U.S. spends more on mental health care than any other condition

HealthcareDIVE, May 20, 2016

Dollar bills blister pack

Dive Brief:

  • Spending on mental disorders in the U.S. was $201 billion in 2013, beating out all other medical conditions, according to a study in the latest issue of Health Affairs.
  • Of that amount, more than 40% was related to spending for institutionalized care.
  • Rounding out the top 10 most costly medical conditions were heart problems, trauma, cancer, pulmonary disorders, osteoarthritis, normal birth, diabetes, kidney disease and hypertension.

Dive Insight:

To arrive at the estimates, study author Charles Roehrig adjusted National Health Expenditure Accounts data on spending in a number of service categories to bring them in line with other data sources and then apportioned that across various populations: Civilian noninstitutionalized, nursing home residents, long-term psychiatric hospital patients, prisoners, and active duty military.

Heart and trauma, numbers two and three on the list, trailed mental disorders at a considerable distance, with $147 billion and $143 billion in spending, respectively. Fourth was cancer, at $122 billion, with pulmonary conditions coming in fifth at $95 billion.

While spending on mental disorders outpaced other conditions, growth in spending was only 5.6% during the study period — not even making the top 10.

The four conditions with the fastest spending growth between 1996 and 2013 were gallbladder, pancreatic or liver disease; hyperlipidemia; upper gastrointestinal tract disorders; and lupus or connective tissue disorders. Each of these had an average annual growth rate of 10%.

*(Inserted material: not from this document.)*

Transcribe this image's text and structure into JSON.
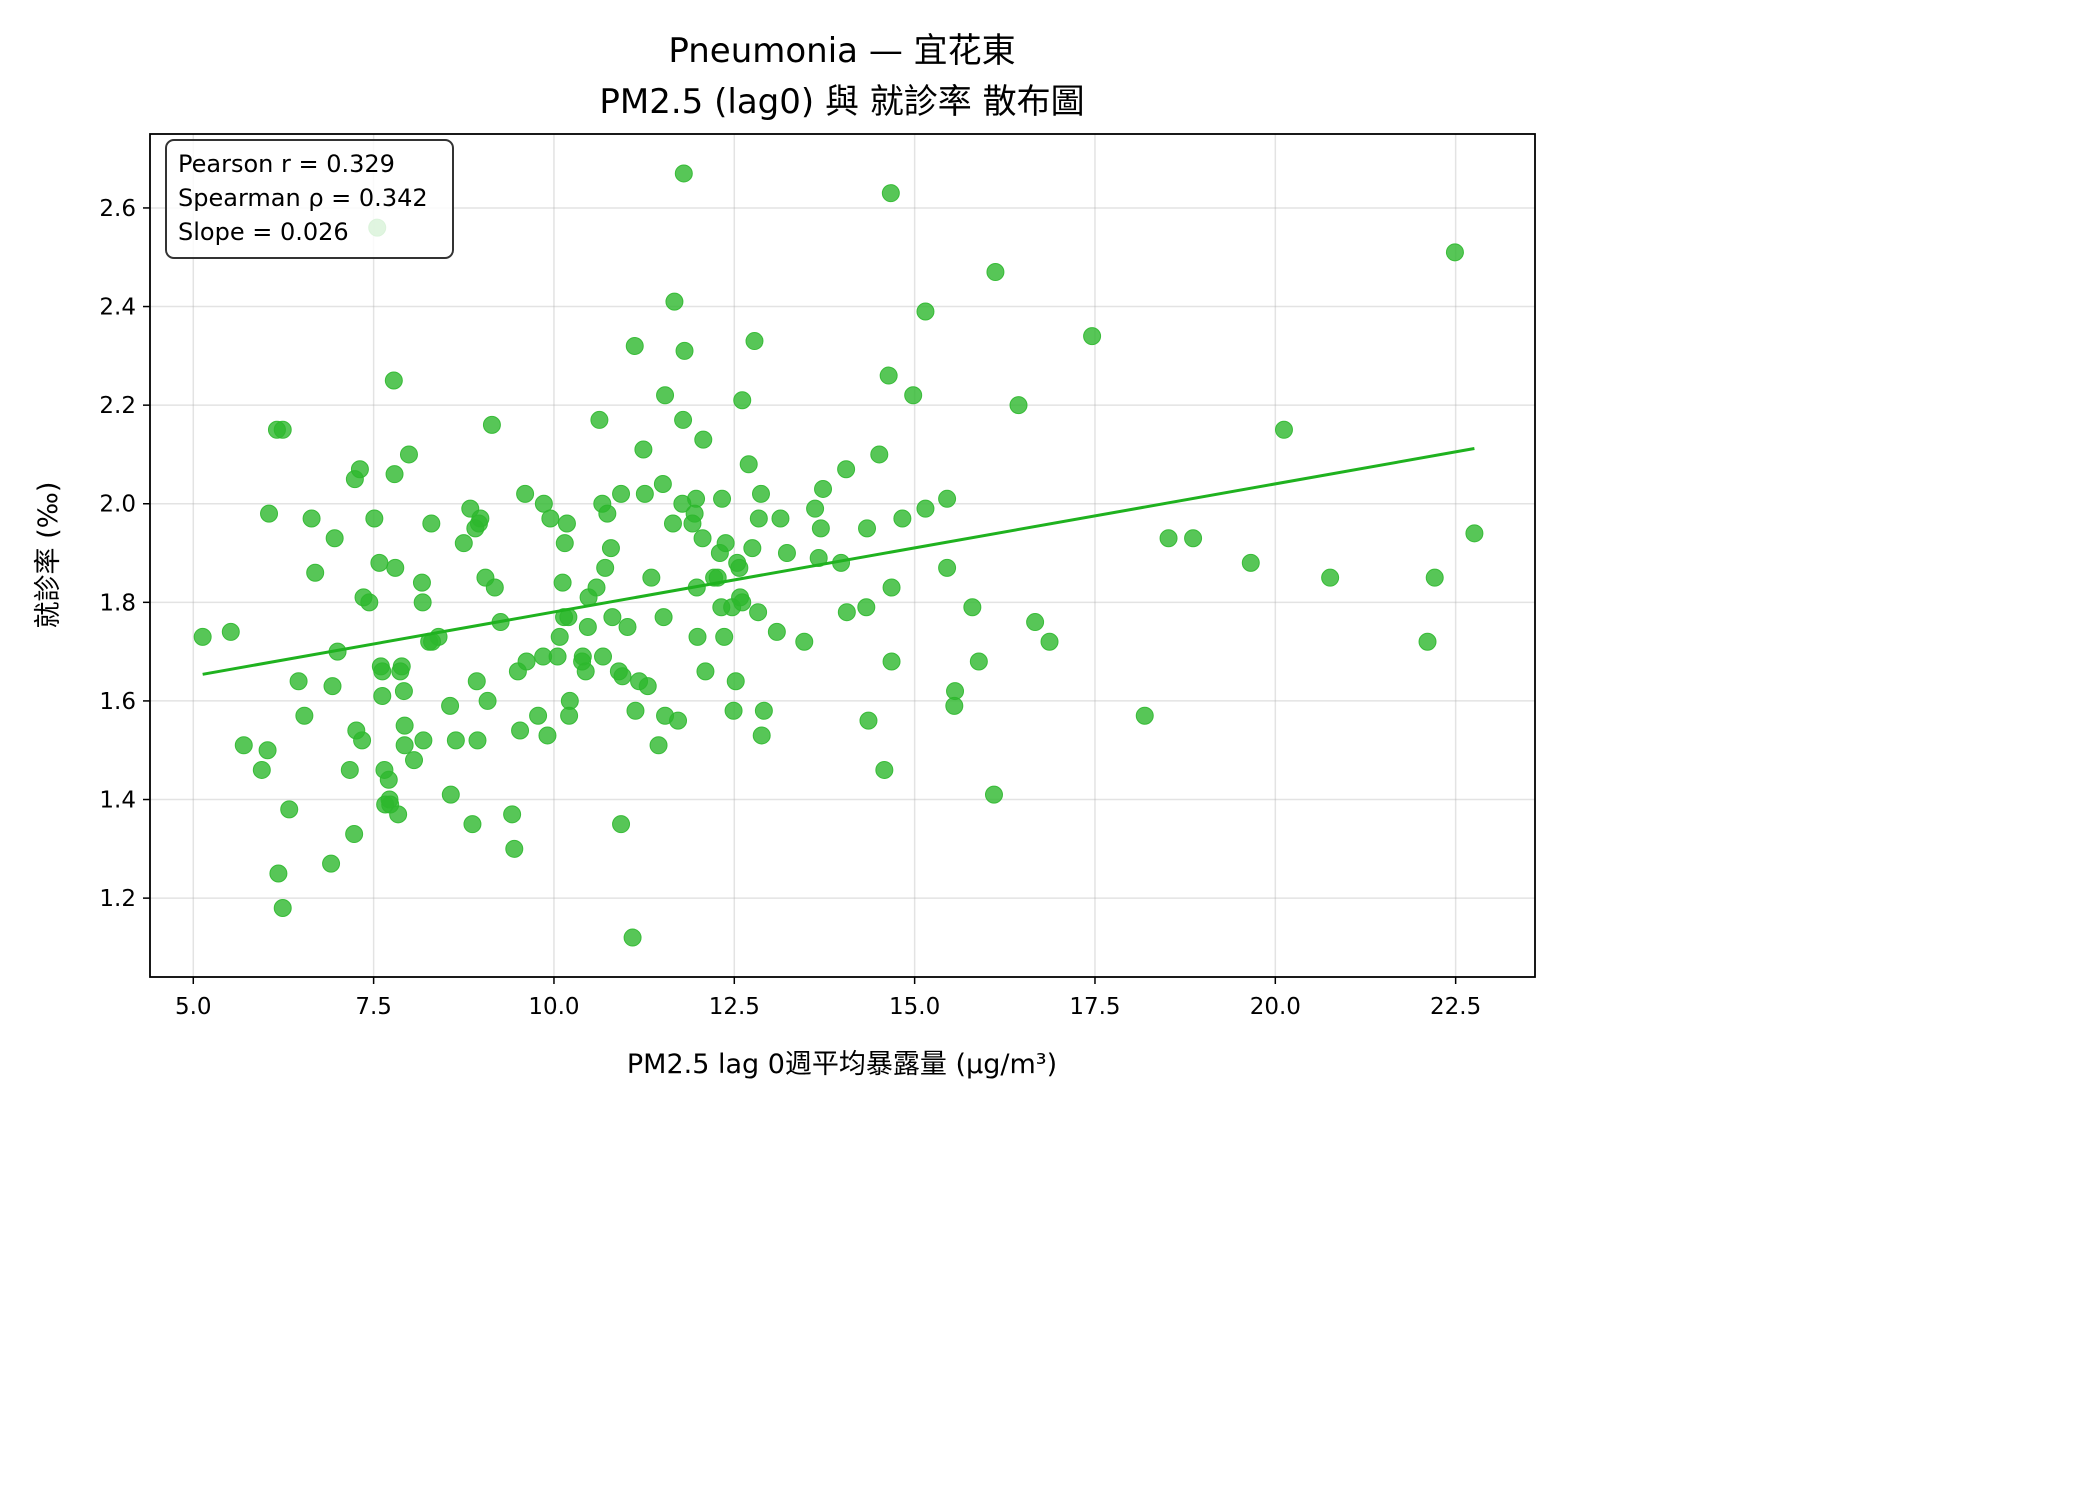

“Nearly all of the ten fastest-growing medical conditions in terms of spending are associated with obesity,” wrote Roehrig, director of the Center for Sustainable Health Spending in Ann Arbor, MI. “However, most of the spending growth rates are far too high to be fully explained by obesity-induced increases in disease prevalence.”

“A more important factor appears to be the introduction of expensive new treatments that reach increasingly larger segments of the affected population over time, causing treated prevalence to rise much faster than the prevalence of the disease,” he stated.